Authored by Tony Feng
Created on May 2nd, 2022
Last Modified on May 5th, 2022
Intro
Linear Regression is studied as a model for understanding the relationship between input and output numerical variables. It is classified as a supervised learning problem, whose goal is to learn a function/hypothesis $ h: X \rarr Y $ so that $ h(x) $ is a “good” predictor for the corresponding value of $ y $.
Notations
Dataset
- $ x^{(i)} $ denotes the input variables or features, and $ y^{(i)} $ denotes the output variable that we’re trying to predict, where the superscript $ i $ denotes the $ i^{th} $ training sample.
- A pair $ (x^{(i)}, y^{(i)}) $ denotes a single training example.

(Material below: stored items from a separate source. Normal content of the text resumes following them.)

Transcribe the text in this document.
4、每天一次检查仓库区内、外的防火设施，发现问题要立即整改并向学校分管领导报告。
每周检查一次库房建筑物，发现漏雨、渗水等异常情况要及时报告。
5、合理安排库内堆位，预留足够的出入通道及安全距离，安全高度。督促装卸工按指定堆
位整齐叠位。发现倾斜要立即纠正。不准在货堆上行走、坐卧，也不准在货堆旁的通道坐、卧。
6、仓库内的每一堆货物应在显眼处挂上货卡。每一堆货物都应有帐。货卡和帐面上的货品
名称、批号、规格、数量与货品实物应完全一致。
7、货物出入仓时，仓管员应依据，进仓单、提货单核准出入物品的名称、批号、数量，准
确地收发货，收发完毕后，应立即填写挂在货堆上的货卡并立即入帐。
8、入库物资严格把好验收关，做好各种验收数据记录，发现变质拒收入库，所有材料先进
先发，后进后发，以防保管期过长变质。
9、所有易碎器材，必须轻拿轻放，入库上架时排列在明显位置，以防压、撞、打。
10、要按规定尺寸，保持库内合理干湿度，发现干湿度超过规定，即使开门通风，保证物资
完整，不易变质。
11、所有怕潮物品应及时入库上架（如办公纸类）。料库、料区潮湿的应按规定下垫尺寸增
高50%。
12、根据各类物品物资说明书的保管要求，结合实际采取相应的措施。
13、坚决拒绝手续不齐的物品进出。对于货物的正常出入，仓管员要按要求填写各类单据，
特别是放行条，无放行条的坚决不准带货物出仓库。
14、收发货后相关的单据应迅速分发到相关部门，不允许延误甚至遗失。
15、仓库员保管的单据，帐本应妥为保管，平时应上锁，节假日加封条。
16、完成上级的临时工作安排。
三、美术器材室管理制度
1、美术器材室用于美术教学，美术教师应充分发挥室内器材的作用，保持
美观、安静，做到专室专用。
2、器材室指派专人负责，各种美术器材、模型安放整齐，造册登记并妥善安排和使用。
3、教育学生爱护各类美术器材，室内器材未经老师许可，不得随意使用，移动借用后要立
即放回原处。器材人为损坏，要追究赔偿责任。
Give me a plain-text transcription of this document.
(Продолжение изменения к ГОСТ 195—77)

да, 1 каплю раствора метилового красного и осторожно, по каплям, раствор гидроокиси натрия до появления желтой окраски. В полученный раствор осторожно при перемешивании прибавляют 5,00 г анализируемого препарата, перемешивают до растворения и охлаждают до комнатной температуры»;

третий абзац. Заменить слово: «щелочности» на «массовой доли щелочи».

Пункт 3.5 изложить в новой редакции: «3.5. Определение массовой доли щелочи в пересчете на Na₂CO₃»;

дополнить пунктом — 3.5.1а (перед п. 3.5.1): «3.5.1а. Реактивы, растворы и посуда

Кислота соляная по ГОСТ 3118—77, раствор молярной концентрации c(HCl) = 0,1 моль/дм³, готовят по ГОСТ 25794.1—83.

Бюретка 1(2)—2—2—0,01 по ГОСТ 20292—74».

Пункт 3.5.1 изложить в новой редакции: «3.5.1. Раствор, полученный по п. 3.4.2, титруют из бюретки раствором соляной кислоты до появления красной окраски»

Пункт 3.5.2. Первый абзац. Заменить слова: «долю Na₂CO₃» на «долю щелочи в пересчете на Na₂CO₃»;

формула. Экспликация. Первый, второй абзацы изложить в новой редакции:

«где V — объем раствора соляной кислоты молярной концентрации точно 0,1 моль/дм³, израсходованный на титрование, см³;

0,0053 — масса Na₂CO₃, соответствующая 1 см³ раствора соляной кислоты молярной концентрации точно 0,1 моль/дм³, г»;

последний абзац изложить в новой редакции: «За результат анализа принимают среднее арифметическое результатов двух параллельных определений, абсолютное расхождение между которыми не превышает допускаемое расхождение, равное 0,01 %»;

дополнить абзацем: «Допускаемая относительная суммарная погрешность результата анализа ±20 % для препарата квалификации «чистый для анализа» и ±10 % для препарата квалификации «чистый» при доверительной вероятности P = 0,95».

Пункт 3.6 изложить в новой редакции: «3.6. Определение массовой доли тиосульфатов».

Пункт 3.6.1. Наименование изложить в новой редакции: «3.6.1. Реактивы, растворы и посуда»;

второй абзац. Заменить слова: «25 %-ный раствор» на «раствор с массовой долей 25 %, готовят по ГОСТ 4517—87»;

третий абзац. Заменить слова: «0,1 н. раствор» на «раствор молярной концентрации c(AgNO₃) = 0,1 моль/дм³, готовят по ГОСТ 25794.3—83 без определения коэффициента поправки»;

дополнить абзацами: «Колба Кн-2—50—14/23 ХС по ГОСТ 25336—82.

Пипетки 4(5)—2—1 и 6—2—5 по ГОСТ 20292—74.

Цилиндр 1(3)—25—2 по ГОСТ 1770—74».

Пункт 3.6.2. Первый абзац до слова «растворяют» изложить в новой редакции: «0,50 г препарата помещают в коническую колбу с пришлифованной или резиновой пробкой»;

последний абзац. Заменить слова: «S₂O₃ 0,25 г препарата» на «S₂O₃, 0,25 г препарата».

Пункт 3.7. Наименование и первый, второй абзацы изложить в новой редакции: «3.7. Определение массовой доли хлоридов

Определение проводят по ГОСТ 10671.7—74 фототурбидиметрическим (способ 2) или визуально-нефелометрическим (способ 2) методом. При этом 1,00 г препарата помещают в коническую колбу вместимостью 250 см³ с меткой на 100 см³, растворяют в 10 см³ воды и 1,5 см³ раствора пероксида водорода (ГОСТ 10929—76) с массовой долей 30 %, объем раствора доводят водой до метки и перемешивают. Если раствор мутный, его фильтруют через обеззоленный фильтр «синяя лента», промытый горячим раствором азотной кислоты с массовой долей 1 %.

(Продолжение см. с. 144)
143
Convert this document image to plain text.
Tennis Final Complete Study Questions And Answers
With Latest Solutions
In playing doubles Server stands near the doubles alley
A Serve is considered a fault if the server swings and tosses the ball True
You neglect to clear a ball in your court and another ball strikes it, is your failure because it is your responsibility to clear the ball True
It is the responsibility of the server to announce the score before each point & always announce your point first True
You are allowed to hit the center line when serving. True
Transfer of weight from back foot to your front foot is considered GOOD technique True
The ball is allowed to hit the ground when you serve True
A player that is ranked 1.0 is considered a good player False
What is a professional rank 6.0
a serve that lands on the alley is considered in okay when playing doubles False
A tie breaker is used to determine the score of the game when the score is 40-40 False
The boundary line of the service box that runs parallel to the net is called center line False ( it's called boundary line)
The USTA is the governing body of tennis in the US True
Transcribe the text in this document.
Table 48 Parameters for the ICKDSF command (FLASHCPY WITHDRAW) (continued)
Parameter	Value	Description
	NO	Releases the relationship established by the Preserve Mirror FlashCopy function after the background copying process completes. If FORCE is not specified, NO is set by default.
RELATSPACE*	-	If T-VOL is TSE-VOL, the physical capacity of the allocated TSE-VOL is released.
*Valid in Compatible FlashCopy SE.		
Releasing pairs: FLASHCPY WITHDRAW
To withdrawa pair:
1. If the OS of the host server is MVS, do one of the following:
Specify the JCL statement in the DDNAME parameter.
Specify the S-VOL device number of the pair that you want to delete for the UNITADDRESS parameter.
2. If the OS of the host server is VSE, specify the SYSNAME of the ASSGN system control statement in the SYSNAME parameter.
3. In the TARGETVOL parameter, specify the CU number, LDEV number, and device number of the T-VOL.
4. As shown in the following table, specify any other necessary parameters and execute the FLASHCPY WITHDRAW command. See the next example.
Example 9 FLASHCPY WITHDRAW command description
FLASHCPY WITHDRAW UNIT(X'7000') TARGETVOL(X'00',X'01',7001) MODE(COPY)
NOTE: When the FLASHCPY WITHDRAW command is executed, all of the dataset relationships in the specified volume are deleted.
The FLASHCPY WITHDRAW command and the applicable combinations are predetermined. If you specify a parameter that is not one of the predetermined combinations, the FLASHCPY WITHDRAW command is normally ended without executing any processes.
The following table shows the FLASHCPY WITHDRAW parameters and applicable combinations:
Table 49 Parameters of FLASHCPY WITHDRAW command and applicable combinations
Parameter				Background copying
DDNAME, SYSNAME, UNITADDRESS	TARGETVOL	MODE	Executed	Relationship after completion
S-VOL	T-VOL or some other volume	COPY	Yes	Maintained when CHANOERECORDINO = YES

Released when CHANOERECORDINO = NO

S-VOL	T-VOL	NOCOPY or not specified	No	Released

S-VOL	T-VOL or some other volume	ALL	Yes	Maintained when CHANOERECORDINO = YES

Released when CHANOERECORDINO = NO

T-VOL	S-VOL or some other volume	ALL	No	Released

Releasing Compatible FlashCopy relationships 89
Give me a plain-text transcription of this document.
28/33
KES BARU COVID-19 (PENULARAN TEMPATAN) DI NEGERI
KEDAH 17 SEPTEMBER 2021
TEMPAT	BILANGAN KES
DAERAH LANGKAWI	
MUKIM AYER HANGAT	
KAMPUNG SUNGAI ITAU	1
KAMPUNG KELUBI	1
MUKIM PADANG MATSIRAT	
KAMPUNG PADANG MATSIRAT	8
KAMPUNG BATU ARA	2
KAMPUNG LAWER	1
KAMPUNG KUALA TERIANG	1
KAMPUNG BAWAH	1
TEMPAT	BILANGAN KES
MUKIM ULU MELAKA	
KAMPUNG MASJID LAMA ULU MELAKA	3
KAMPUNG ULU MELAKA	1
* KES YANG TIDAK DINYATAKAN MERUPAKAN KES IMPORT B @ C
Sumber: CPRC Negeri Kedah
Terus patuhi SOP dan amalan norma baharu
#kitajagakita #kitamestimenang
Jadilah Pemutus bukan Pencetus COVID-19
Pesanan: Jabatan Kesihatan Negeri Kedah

- $ x^{(i)}_j $ represents the $ j^{th} $ feature of the $ i^{th} $ training sample.
- $ m $ denotes the number of training examples, while $ n $ denotes the number of features.
Hypothesis Function
- $ h_{\theta}(x) $ denotes the hypothesis function, which is a linear function of the features $ x $ and $ x_0=1 $.
Cost Function
- $ J_{\theta} $ denotes the cost function that we want to minimize by finding the optimal set of parameters $ \theta $.
Hypothesis Function
Initial Representation
Given a set of data, let’s say we want to approximate $ y $ as a linear function of $ x $:
$$ h_{\theta}(x) = {\theta}_0 + {\theta}_1x_1 + {\theta}_2x_2 + … + {\theta}_nx_n $$
, where the $ {\theta}_j $’s are the parameters (also called weights) parameterizing the space of linear functions mapping from $ X $ to $ Y $.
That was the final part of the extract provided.